De facto até há bem pouco tempo existia o hábito de servir a aguardente ou bagaço em copos muito pequenos e enche-los mesmo até ao topo, ao ponto de escorrerem. Lembro-me bem de, em miúdo, o meu pai me mandar a uma tasca nauseabunda, perto de casa, comprar cigarros e de reparar no tasqueiro a servir os copinhos até transbordarem. Nunca percebi a razão deste hábito.


Quanto ao fabricante desta peça de Cantão popular, muito bem pintada, não vou arriscar nada em definitivo. É sem dúvida uma peça do século XIX e as únicas faianças marcadas que se conhecem deste período são Santo António Vale da Piedade. Mas, houve certamente várias fábricas ao longo do século XIX a fabricar este motivo, pois quem está familiarizado com este motivo decorativo, já viu umas poucas variantes feitas na centúria de oitocentos.

terça-feira, 16 de julho de 2013

Um canivet do Século XVIII: Santa Cecília

Já tinha mostrado aqui no blog alguns registos de santos com as margens recortadas, imitando delicados bordados, as images pieuses. Normalmente são estampas francesas do século XIX cujo trabalho de recorte e picotagem foi feito mecanicamente. Quando procurei informações para escrever sobre esses registos recortados, li que este trabalho, conhecido por canivet, tinha já uma grande tradição na Europa, muito antes do séc. XIX. Nos séculos XVII e XVIII essas imagens de santinhos eram feitas manualmente, usando um instrumento cortante, uma agulha ou um canivete para fazer o rendilhado ou o picotado.

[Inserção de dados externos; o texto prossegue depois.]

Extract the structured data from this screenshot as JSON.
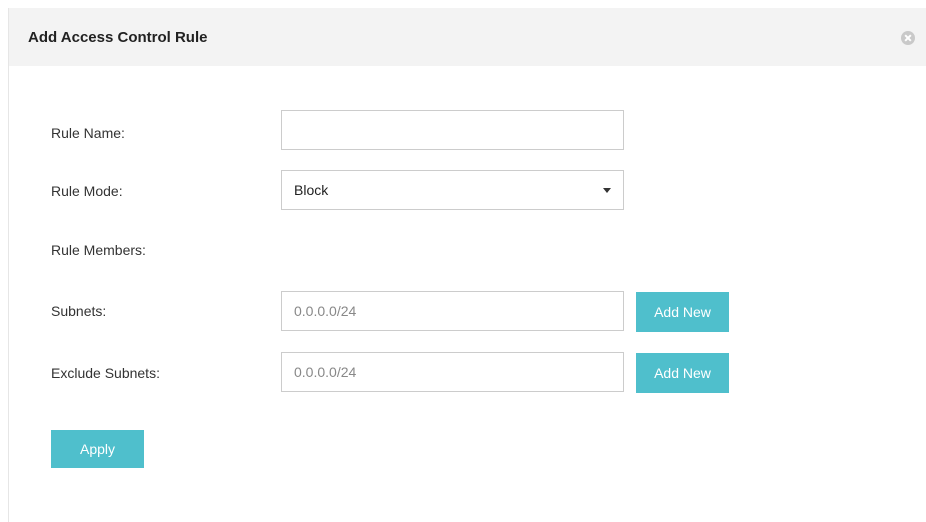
{
  "dialog": {
    "title": "Add Access Control Rule",
    "close_icon": "close-circle-icon"
  },
  "form": {
    "rule_name": {
      "label": "Rule Name:",
      "value": "",
      "placeholder": ""
    },
    "rule_mode": {
      "label": "Rule Mode:",
      "value": "Block",
      "icon": "caret-down-icon"
    },
    "rule_members": {
      "label": "Rule Members:"
    },
    "subnets": {
      "label": "Subnets:",
      "placeholder": "0.0.0.0/24",
      "add_label": "Add New"
    },
    "exclude_subnets": {
      "label": "Exclude Subnets:",
      "placeholder": "0.0.0.0/24",
      "add_label": "Add New"
    },
    "apply_label": "Apply"
  },
  "colors": {
    "accent": "#4fbfcc",
    "header_bg": "#f3f3f3",
    "border": "#cccccc"
  }
}
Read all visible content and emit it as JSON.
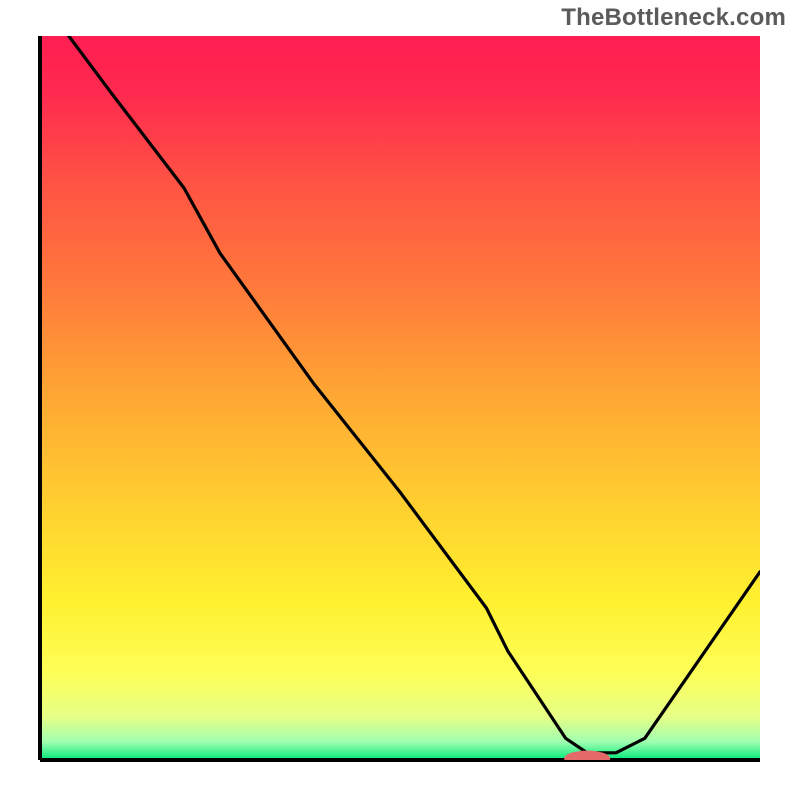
{
  "watermark": "TheBottleneck.com",
  "chart_data": {
    "type": "line",
    "title": "",
    "xlabel": "",
    "ylabel": "",
    "xlim": [
      0,
      100
    ],
    "ylim": [
      0,
      100
    ],
    "grid": false,
    "series": [
      {
        "name": "curve",
        "x": [
          4,
          10,
          20,
          25,
          38,
          50,
          62,
          65,
          73,
          76,
          80,
          84,
          100
        ],
        "y": [
          100,
          92,
          79,
          70,
          52,
          37,
          21,
          15,
          3,
          1,
          1,
          3,
          26
        ]
      }
    ],
    "marker": {
      "cx": 76,
      "cy": 0.2,
      "rx": 3.2,
      "ry": 1.1,
      "color": "#e46a6a"
    },
    "gradient_stops": [
      {
        "offset": 0.0,
        "color": "#ff1e52"
      },
      {
        "offset": 0.08,
        "color": "#ff2a4f"
      },
      {
        "offset": 0.2,
        "color": "#ff5244"
      },
      {
        "offset": 0.35,
        "color": "#ff7a3b"
      },
      {
        "offset": 0.5,
        "color": "#ffa833"
      },
      {
        "offset": 0.65,
        "color": "#ffd02f"
      },
      {
        "offset": 0.78,
        "color": "#fff02f"
      },
      {
        "offset": 0.88,
        "color": "#fdff58"
      },
      {
        "offset": 0.94,
        "color": "#e7ff86"
      },
      {
        "offset": 0.975,
        "color": "#9fffb0"
      },
      {
        "offset": 1.0,
        "color": "#00e87a"
      }
    ],
    "axes": {
      "inner_x": 40,
      "inner_y": 36,
      "inner_w": 720,
      "inner_h": 724,
      "stroke": "#000000",
      "stroke_width": 4
    }
  }
}
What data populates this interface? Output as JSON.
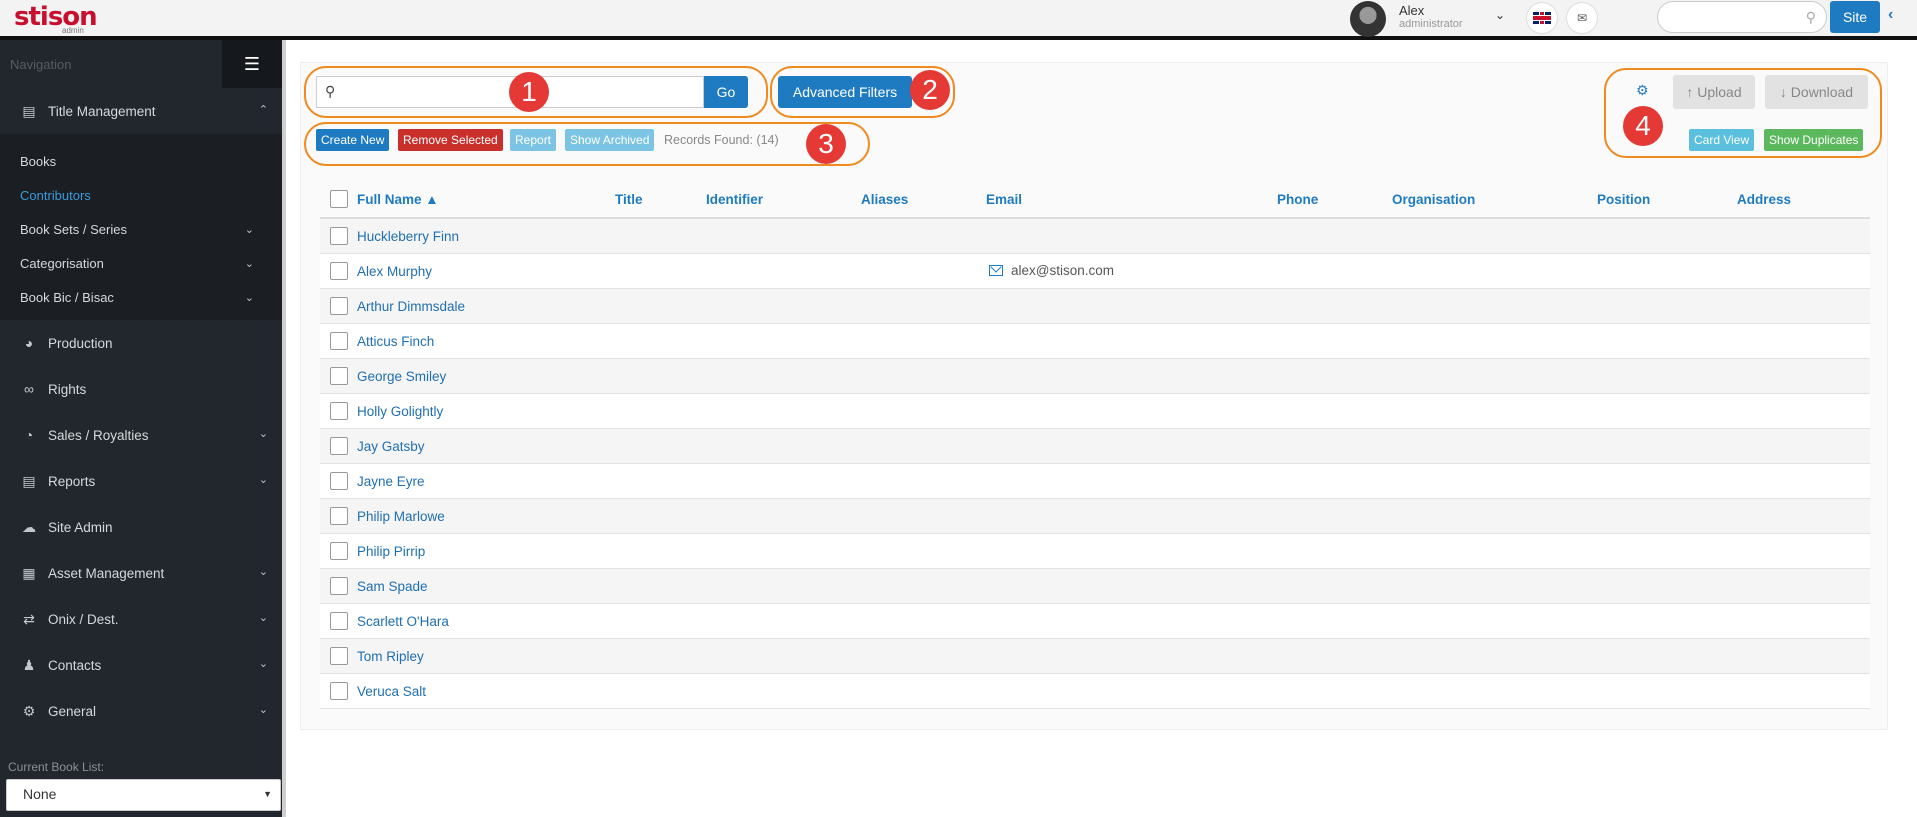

Fiquei intrigado, supondo como seriam bonitas essas estampas religiosas desse período, mas fiquei-me pela imaginação, até à semana passada, quando a nossa amiga Alexandra Roldão me enviou um genuíno canivet feito à mão, datado muito seguramente do século XVIII. Encontrou-o por acaso, no meio das páginas de um missal do Séc. XIX, que um comerciante de velharias lhe ofereceu.

Nunca pensei que fossem tão bonitos e parti à procura de mais informações sobre estes Canivets.

Crucifixus Est. Canivet de origem conventual alemã. http://www.ermannoraio.it/
Os canivets do século XVIII são estampas aguarelas ou pinturas, feitas em pergaminho ou papel e cuja orla é preciosamente recortada, imitando uma renda. Normalmente eram feitos em conventos, por senhoras, cujos nomes permanecem irremediavelmente anónimos. Representam inevitavelmente santinhos ou então a Virgem Maria ou Cristo. Quanto à proveniência, encontrei muitos destes registos nos sites de venda italianos e franceses e ainda numa espécie de museu on-line, descobri uma grande colecção de canivets executados em conventos alemães ou flamengos e todos eles são parecidos entre si. De tal forma, que cheguei a pensar que estas imagens religiosas recortadas poderiam ser estrangeiras e trazidas para cá, como provas de peregrinações efectuadas ao estrangeiro, a Roma por exemplo.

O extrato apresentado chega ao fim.